Number one for English language teachers

Keith's Corner: Entry 7: An arctic winter

Type: Article

In his seventh diary entry, Keith and his learners warm up through the winter with an artic-centred theme.

It makes a lot of sense to look at arctic animals and habitats in the middle of winter, particularly in a country like Bulgaria which gets its share of sub-zero temperatures and plenty of snow to boot!

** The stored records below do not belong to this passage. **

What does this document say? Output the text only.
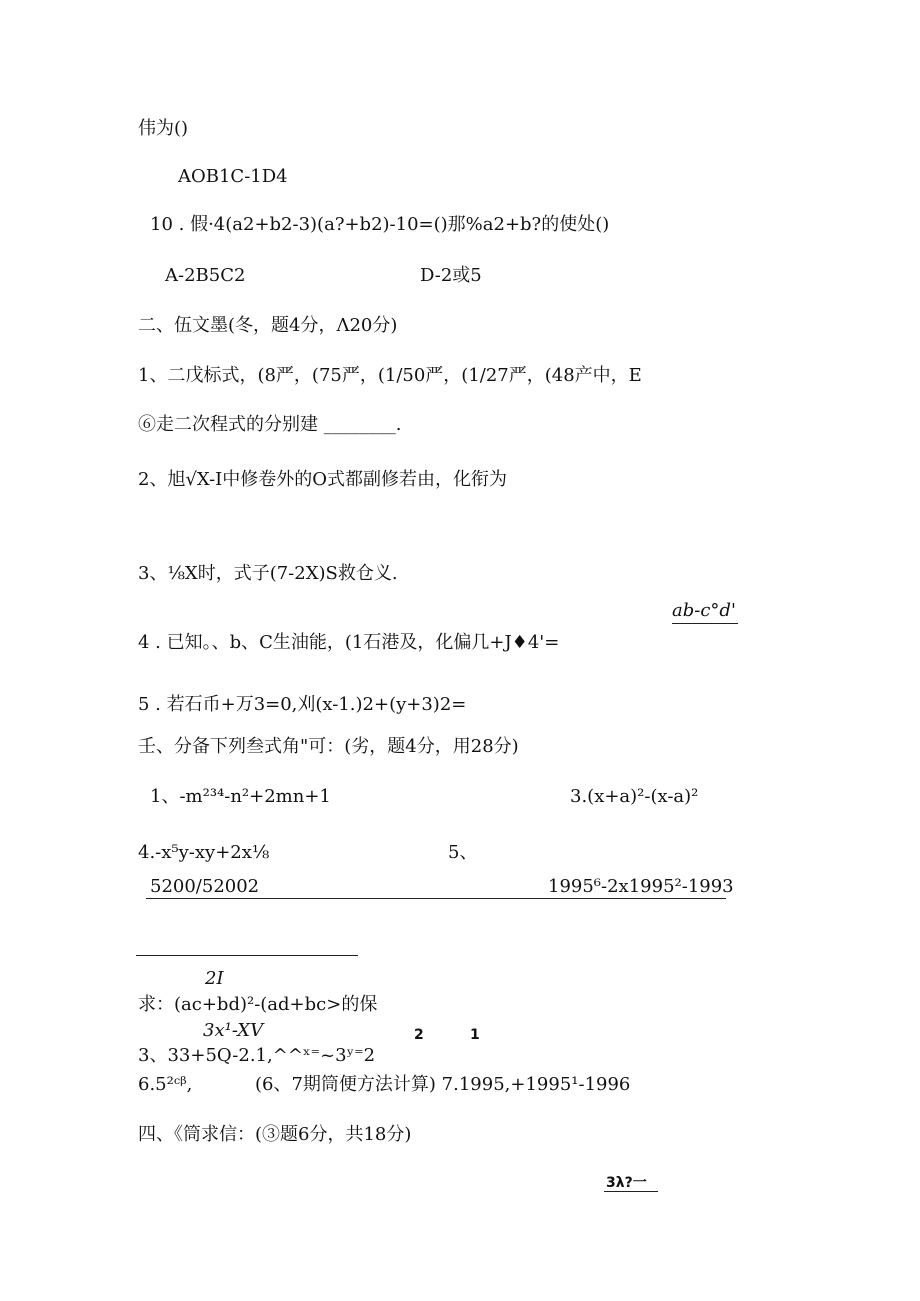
伟为()
AOB1C-1D4
10 . 假·4(a2+b2-3)(a?+b2)-10=()那%a2+b?的使处()
A-2B5C2	D-2或5
二、伍文墨(冬，题4分，Λ20分)
1、二戊标式，(8严，(75严，(1/50严，(1/27严，(48产中，E
⑥走二次程式的分别建 ________.
2、旭√X-I中修卷外的O式都副修若由，化衔为
3、⅛X时，式子(7-2X)S救仓义.
ab-c°d'
4 . 已知。、b、C生油能，(1石港及，化偏几+J♦4'=
5 . 若石币+万3=0,刈(x-1.)2+(y+3)2=
壬、分备下列叁式角"可：(劣，题4分，用28分)
1、-m²³⁴-n²+2mn+1	3.(x+a)²-(x-a)²
4.-x⁵y-xy+2x⅛	5、
5200/52002	1995⁶-2x1995²-1993
2I
求：(ac+bd)²-(ad+bc>的保
3x¹-XV	2	1
3、33+5Q-2.1,^^ˣ⁼~3ʸ⁼2
6.5²ᶜᵝ,	(6、7期筒便方法计算) 7.1995,+1995¹-1996
四、《筒求信：(③题6分，共18分)
3λ?一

Can you waddle like a penguin?

Though we have a circle time routine with every group, it’s always a good idea to have a ‘warm-up’ activity to get everyone in the mood for the topic to come. An example warm-up for the arctic theme is a penguin waddling race, where the children are split into two groups and they have to waddle between two lines and back again in a relay. Great fun!

Penguins and walruses

I love to get the children doing arts and crafts activities for all of the topics we cover and there are plenty of opportunities with an arctic theme. Penguins make great puppets which the children love to play with. We also made paper-bag walruses and created a special corner in the classroom for all of our arctic animal creations.

Arctic habitats

Part of the art work involved the children preparing a 3D arctic scene. They started by painting the ice and the cold waters, then they added cotton wool snow to complete the scene, before adding their chosen animals to their habitats.

Where’s the arctic?

We looked at a map of the world with the children and talked about where our latest theme is located. The children located the coldest places on the planet and we placed some animals in these areas. We were able to recycle these animals for a number of activities.

Sorting animals

When exploring an arctic theme, a useful sorting activity is to arrange animals, usually using colour flash cards, into three groups stuck on the white board. We had animals which live in water, animals which live on land and animals which live both in water and on land. Sometimes we did this as a race but more frequently we did this as a game of ’fish’ where the children had to pair up the animals and place them in the correct habitat.

Ice science

We can learn a lot about science from a chunk of ice. It’s interesting to talk to children about the different states that water can take depending on the different conditions it’s found in. We asked the children to make predictions about what would happen to the ice if we changed the conditions, for example by putting it into bowls with water at different temperatures. The children observed the changes to the ice as they carried out their experiment.

Wax snow scenes

Our arctic art theme continued with some wonderful ice and snow pictures, created using wax and paint. The children drew pictures with wax crayons, then brushed over their drawings with blue paint. Everyone loved seeing their pictures appear under the ice-cold snow and rain!

Lastly, we had some more artistic fun by letting the children get their hands into ’snow’ paint and create their own arctic scenes on a large tray, using only their hands and fingers.

It’s amazing what you can create with just a blob of paint and your hands!